French Government Appeals Ruling Overturning Misogynist Imam's Deportation

The French government said Monday it will appeal a court's ruling declaring illegal its deportation of an Algerian imam who endorsed wife-beating and polygamy.

A statement from the interior ministry said the State Council had been asked to resolve the dispute surrounding the forced deportation of Abdelkader Bouziane, the 52-year-old imam of a mosque in a suburb of the eastern French city of Lyon.

Bouziane, who had been living in France for 24 years, was flown to Algeria Wednesday amid outrage sparked by an interview he gave to a local magazine saying he had several wives, believed that "beating your wife is authorised by the Koran" especially in cases of infidelity, and said he hoped "the entire world becomes Muslim."

Authorities said the comments confirmed the concerns that prompted a February deportation order on the grounds that he was a threat to public order.

Several other Islamic clerics have been removed from France in past months, mainly because they exhorted their followers to engage in a jihad, or holy war, against Israel or the United States.

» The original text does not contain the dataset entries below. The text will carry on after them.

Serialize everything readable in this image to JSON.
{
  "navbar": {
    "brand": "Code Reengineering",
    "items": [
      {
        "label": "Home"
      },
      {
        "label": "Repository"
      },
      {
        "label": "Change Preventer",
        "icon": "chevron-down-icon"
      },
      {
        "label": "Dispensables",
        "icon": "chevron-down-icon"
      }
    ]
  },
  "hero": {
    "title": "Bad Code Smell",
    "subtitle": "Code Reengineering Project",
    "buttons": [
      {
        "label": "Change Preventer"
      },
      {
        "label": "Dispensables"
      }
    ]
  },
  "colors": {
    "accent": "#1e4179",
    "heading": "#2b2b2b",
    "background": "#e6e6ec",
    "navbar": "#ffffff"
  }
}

An administrative tribunal on Monday upheld a ruling that the interior ministry had acted precipitously, removing Bouziane without first proving its charges against him.

Declassified intelligence reports on the imam presented to the court by the ministry failed to sway it.

France has stepped up its surveillance of suspected Islamic extremists in recent months, as have Britain, Germany, Spain and other EU states.

France has an estimated Muslim population of five million -- Europe's largest -- and tensions have flared most recently over a government decision to ban Islamic headscarves in state schools.

Bouziane had been preaching a Salafist version of Islam -- one based on a literal interpretation of the Koran -- in and near Lyon since the early 1990s. He was in France on a renewable residency permit, and has 16 children, all of French nationality.